Çelişki nedir ve niçin kanıt olmadan birşeye inanmaktan daha sorunlu bir yoldur?
Bir inanç bütünü, eğer ve sadece bu bütünü oluşturan ögelerin hepsinin ve
birlikte doğru olmalarının mümkün olmaması halinde, çelişkilidir. Yani, en az
bir tanesinin yanlış olması halinde, çelişkilidir. Basit bir örnek düşünün :
a) Tüm kuşlar uçabilir.
b) Penguenler kuştur.
c) Penguenler uçamaz.
Yukarda (a-c) nin tümü, birlikte iken, doğru değildir (öyleyse, bir tanesi yanlış
olmalıdır). Şimdi, hem bunu bilmek, hem de (inanç pahasına) hâlâ üçüne birlikte
inanmakta ısrar etmek, (örneğin, anne-babanızın ay sonunda size para
göndereceklerine sebepsiz inanmanız gibi bir durumla), yani, artık bir şeye, hiçbir
neden olmadan inanmanız ile, aynı şey değildir, ve olmayacaktır; eğer (a-c) ye
birlikte, ve bir bütün olarak inanmakta hala israr ediyorsanız, bu takdirde, (a-c)

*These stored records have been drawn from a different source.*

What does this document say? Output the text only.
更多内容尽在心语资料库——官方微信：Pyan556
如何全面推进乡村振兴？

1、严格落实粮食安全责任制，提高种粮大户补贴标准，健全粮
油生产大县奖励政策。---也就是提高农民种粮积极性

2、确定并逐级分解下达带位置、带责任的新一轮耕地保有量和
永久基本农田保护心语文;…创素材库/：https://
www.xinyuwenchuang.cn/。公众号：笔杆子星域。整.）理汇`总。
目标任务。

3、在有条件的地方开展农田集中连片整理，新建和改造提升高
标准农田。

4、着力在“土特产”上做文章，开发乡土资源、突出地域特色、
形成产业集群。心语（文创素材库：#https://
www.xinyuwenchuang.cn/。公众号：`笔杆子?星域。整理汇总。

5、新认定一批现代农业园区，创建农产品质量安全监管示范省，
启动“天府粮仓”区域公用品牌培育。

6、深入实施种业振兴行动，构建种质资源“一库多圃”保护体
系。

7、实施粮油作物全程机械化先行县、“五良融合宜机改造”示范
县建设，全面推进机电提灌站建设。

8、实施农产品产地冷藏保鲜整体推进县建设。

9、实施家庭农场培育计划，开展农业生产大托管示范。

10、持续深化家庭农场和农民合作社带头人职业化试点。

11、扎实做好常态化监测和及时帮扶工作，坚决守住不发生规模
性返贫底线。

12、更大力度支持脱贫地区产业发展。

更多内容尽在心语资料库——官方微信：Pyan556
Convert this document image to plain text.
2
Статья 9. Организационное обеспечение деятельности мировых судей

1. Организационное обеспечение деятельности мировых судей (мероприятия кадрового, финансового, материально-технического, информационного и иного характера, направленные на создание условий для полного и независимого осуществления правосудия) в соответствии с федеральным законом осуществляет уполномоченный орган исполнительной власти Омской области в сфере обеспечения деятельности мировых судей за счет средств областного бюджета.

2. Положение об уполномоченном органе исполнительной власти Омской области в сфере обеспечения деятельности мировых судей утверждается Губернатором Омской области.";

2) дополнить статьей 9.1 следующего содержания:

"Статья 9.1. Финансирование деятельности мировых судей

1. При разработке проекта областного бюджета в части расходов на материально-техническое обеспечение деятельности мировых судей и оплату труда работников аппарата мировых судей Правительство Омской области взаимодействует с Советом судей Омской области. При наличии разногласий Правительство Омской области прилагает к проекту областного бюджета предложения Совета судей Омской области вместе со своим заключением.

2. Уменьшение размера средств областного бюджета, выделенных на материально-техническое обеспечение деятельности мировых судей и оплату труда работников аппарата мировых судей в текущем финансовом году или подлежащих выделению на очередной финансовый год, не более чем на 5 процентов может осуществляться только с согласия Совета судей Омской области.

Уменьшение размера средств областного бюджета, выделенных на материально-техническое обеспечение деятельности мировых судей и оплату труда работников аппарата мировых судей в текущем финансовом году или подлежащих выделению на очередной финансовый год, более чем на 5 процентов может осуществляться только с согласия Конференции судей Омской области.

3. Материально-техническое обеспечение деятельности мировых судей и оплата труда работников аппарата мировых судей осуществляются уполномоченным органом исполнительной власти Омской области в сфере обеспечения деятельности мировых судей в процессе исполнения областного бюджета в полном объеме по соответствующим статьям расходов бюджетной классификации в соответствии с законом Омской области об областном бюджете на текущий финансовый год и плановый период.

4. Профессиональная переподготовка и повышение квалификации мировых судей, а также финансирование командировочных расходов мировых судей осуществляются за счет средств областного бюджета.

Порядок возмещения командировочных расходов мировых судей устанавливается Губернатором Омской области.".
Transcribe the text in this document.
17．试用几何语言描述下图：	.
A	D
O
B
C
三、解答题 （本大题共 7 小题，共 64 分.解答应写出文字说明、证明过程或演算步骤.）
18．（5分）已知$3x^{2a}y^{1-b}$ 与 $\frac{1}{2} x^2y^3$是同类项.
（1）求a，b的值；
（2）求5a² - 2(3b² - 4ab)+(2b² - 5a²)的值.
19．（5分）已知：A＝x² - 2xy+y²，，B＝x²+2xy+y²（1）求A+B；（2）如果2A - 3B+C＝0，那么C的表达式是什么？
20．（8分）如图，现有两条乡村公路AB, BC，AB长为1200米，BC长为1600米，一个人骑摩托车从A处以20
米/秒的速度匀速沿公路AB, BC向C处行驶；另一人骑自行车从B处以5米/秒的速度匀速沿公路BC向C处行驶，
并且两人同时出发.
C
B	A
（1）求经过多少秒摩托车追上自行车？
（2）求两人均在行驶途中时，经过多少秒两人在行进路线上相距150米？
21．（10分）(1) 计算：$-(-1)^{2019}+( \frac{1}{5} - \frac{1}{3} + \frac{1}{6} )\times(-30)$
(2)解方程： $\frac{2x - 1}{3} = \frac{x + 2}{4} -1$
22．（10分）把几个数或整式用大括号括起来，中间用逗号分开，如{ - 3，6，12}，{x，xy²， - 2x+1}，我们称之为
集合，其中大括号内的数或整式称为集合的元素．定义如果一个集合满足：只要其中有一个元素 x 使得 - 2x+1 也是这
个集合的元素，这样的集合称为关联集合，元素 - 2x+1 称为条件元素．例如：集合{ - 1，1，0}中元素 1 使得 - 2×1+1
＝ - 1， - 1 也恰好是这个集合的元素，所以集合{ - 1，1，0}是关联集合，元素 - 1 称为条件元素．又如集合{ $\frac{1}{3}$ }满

içinde en az bir tanesinin yanlışlığını da kabul etmiş bulunduğunuzdan emin
olabilirsiniz. Ancak, bu takdirde, artık,bu iki yaklaşımınızın her ikisi-birlikte doğru
olamaz: çünkü, her ikisine birlikte inanmak, inanması mümkün olmayan bir
durumdur. Daha ötesi, sizi nasıl bir hareket tarzı benimsemeniz konusunda da,
yönlendiricisiz bırakmış olduğudur. Başka bir deyimle, (sizin için) bugün hem
Çarşamba ise, hem değil ise, derslere katılmalı mısınız, yoksa katılmamalı
mısınız? Gördüğünüz üzere, İrrasyonellik, birlikte yaşanması kolay bir şey değildir.
II. Kötü Sorunu
Hatırlarsanız, başından beri : her yönden kusursuz bir Tanrı'nın, belirli
nitelikler taşıyan bir Tanrının var olduğunu düşünüyoruz. Bu hipoteze göre,
bu Tanrı, (EB) En Bilgili, (EG) En Güçlü, ve (Eİ) En İyi.(ingilizce: Omniscent,
Omnipotent, ve wholly Good kelimelerinin baş harfleri ile, kısaca “OOG”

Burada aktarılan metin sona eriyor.